Fresh mushroom pasta, beef broth smells to the nines, Daube now in the oven

In a momentary lapse of wise decision making, T decided to make fresh pasta last night. I was totally pooped, having already made the beef broth and all the prep for the Daube. All I wanted to do was crash on the couch and play Angry Birds in a catatonic fashion. But T needed some help when it came time to roll out the pasta so I obliged. We had some dried mushrooms which we'd ground in a burr coffee grinder (a great spice grinder) and he'd integrated that into the pasta dough. It did look and smell nice, and it turned out quite well, but we were a bit too tired to make a sauce that did it any justice. Concurrently, the beef broth was simmering away on the stove and smelled truly incredible. I was happy that the butcher had steered me towards a pack of marrow bones in addition to the beef shoulder I'd requested.
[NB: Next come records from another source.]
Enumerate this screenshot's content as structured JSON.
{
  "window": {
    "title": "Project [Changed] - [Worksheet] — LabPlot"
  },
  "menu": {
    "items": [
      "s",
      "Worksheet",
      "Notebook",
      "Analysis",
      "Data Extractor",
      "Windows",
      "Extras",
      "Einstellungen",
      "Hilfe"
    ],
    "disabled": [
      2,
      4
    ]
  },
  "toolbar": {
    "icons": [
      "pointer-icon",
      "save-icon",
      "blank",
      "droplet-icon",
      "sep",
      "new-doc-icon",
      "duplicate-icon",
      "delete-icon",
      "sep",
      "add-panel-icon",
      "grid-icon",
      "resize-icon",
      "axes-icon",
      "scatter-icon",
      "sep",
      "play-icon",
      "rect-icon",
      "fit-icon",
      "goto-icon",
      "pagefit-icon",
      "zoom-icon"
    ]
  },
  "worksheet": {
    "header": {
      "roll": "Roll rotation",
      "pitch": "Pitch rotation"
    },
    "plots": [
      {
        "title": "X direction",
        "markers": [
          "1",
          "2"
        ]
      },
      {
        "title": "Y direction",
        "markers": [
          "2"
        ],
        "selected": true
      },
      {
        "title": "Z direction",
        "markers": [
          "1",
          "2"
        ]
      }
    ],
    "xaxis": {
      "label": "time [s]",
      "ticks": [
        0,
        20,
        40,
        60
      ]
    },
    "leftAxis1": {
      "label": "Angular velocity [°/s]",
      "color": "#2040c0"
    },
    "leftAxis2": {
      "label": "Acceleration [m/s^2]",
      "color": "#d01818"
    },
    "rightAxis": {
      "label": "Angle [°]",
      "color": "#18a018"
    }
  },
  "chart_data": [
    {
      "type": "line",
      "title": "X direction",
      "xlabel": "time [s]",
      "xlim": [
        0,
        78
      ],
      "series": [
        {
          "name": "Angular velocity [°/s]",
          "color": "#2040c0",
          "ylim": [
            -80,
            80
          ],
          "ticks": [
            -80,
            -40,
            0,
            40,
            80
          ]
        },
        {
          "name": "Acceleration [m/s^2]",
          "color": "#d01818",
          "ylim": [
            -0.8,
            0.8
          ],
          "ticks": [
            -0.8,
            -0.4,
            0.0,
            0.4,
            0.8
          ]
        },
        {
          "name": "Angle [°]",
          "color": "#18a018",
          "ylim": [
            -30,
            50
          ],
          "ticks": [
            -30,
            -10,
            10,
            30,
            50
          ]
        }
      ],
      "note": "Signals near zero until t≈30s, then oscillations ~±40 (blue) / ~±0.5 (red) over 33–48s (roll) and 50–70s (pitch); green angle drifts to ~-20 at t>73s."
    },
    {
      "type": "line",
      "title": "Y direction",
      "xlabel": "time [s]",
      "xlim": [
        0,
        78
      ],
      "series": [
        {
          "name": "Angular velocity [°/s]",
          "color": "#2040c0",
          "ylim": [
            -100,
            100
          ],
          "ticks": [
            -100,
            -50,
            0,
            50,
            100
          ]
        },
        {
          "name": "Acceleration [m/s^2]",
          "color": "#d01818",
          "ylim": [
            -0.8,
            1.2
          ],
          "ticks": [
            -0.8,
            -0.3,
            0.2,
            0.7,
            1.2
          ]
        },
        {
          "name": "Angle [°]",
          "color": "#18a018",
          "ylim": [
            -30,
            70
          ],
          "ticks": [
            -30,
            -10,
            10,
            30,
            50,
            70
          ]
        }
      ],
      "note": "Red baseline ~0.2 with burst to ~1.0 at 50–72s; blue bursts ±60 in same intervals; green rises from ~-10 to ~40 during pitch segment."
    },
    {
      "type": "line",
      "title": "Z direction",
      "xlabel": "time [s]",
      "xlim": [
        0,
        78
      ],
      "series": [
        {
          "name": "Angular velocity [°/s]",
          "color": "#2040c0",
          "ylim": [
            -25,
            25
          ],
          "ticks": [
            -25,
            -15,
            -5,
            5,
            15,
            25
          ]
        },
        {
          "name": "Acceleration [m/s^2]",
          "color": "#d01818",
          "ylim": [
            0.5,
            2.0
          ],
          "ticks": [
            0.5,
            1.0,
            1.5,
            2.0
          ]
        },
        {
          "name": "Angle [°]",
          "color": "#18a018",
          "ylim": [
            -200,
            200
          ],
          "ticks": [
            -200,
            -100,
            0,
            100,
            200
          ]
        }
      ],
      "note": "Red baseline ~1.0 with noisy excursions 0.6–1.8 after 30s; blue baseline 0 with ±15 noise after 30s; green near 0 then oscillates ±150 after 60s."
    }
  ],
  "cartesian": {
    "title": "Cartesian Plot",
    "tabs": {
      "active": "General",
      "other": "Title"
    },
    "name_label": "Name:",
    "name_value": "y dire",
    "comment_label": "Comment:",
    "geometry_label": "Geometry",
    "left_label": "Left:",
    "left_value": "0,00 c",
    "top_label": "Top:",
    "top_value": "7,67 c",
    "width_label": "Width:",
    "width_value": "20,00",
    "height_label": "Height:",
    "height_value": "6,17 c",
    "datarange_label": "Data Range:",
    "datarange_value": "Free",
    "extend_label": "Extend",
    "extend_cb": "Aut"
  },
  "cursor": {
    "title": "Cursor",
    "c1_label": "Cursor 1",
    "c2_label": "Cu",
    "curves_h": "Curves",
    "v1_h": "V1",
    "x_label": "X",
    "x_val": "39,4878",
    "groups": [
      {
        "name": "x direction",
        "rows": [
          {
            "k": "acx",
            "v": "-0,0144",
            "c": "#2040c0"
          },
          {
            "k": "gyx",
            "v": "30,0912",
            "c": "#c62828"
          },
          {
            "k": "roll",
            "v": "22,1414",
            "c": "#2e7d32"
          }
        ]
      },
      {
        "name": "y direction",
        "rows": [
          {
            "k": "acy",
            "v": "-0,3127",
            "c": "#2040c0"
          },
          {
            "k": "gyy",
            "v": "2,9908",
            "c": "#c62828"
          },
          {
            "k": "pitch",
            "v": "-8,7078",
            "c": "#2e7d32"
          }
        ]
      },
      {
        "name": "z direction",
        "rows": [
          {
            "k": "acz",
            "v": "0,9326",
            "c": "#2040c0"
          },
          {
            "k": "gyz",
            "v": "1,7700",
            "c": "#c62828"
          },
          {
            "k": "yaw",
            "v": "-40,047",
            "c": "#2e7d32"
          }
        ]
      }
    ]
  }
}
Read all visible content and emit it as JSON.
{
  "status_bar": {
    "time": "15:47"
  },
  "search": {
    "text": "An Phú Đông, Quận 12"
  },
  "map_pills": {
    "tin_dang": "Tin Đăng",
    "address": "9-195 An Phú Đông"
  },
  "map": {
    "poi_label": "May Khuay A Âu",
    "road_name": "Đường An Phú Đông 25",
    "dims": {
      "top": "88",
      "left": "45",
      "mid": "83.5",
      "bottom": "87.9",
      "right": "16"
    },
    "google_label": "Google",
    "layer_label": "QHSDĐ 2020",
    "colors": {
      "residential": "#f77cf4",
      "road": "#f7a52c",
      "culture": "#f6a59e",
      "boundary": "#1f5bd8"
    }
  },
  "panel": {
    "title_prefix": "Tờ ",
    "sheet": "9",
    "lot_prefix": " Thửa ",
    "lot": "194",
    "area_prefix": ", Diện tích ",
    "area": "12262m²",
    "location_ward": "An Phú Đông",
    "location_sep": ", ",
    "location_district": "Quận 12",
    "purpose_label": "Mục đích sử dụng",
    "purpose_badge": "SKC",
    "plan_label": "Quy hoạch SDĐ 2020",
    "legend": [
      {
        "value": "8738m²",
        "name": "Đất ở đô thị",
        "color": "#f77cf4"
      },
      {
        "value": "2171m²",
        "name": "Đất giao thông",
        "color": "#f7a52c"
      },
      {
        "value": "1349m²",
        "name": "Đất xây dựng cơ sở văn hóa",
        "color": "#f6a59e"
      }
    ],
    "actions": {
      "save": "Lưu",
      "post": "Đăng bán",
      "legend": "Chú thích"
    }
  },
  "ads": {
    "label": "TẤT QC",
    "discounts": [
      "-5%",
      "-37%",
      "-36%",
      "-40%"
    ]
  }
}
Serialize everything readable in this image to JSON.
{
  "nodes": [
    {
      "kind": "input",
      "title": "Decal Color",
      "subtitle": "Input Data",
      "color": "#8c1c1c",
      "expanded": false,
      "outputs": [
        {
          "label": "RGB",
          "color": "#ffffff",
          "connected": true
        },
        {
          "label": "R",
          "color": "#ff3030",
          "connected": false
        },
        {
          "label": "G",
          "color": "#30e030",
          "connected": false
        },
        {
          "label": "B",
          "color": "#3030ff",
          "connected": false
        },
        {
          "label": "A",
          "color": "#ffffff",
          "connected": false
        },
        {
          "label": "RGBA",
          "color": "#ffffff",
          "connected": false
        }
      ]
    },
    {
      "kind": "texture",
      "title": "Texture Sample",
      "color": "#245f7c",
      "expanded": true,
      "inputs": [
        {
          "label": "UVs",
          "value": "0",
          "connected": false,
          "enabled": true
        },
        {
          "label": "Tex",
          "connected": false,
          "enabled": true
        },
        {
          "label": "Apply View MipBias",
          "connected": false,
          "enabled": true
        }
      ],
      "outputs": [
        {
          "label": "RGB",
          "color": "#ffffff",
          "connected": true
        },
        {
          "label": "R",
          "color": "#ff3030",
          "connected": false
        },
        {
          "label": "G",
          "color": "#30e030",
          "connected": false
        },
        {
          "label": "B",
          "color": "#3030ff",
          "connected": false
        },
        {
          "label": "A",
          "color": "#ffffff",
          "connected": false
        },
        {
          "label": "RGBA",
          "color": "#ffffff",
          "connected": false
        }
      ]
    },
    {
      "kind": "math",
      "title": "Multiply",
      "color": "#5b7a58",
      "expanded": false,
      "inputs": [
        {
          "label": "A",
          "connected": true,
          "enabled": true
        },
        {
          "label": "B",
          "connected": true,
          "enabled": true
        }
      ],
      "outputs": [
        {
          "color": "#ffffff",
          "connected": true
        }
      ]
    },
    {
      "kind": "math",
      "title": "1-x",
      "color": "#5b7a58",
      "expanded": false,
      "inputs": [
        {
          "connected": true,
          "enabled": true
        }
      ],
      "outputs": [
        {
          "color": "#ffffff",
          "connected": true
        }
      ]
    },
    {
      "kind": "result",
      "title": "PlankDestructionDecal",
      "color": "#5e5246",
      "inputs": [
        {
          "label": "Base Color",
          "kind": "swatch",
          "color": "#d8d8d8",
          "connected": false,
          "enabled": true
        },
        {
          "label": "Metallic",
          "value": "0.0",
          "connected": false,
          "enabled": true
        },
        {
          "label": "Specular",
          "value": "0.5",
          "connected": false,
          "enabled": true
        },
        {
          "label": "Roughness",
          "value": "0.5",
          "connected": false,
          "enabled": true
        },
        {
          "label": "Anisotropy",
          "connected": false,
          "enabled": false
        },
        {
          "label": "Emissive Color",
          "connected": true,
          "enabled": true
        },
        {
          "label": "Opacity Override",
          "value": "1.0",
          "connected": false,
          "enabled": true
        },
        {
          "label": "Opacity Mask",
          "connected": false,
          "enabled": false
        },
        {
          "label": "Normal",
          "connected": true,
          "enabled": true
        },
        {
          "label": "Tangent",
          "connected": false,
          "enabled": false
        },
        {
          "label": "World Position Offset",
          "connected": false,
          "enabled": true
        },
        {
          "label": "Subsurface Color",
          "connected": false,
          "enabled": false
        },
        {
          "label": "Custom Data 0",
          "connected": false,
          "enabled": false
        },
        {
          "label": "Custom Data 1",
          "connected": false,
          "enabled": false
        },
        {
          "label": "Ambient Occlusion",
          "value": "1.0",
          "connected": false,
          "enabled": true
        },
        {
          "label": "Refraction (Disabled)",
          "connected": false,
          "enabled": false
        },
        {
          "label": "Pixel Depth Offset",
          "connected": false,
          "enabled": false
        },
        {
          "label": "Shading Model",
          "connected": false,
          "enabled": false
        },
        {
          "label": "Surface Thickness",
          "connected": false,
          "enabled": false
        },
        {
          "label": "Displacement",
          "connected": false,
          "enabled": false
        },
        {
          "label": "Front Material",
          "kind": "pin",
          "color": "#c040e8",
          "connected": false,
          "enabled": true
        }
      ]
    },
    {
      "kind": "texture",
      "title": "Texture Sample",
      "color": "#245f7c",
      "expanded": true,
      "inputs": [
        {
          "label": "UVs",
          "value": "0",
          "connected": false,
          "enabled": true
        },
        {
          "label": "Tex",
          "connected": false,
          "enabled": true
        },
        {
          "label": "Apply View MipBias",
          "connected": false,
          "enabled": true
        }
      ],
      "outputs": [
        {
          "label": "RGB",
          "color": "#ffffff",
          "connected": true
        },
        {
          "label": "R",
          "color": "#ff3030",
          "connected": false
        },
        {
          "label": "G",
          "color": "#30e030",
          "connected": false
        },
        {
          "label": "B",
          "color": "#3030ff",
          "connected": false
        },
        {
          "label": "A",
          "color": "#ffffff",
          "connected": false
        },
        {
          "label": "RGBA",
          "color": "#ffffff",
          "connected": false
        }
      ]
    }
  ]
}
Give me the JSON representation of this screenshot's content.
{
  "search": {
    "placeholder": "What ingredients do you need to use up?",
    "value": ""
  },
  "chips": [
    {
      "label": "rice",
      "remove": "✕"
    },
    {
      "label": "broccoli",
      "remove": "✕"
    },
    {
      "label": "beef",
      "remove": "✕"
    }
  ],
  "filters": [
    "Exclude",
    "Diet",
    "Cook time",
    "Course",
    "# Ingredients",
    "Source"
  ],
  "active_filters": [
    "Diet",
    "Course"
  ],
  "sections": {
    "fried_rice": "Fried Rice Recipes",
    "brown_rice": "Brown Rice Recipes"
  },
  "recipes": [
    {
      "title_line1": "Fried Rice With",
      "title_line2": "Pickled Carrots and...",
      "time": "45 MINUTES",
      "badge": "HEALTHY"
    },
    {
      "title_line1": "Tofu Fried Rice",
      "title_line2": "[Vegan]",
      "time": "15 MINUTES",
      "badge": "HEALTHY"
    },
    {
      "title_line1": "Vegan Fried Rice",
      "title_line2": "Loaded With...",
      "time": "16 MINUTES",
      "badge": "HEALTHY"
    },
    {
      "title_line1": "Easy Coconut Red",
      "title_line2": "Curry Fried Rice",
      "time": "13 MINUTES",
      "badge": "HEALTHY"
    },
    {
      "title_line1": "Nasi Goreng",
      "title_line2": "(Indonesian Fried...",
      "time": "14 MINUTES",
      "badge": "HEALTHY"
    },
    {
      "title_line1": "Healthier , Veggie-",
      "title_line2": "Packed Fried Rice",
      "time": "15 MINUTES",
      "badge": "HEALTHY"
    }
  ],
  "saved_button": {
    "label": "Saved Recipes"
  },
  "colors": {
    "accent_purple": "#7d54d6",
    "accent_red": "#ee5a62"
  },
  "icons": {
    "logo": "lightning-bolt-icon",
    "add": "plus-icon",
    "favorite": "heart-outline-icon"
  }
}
Percy benefited too from a post-cook, marrowed-out bone. I used some of the broth this morning to top off the Daube and will save the rest for some French onion soup this week. This picture doesn't tell much but if there were a integrable smell button, I'd add it here, and you'd be glad.

The Daube- layers of bacon, the marinated beef/onions/carrots, mushrooms, tomatoes and repeat- is in the oven now and also smells to the heavens. It will be a treat later!

And I must be honest in telling you that while this marmalade didn't really set in the way that a jam might, its flavor is sublime.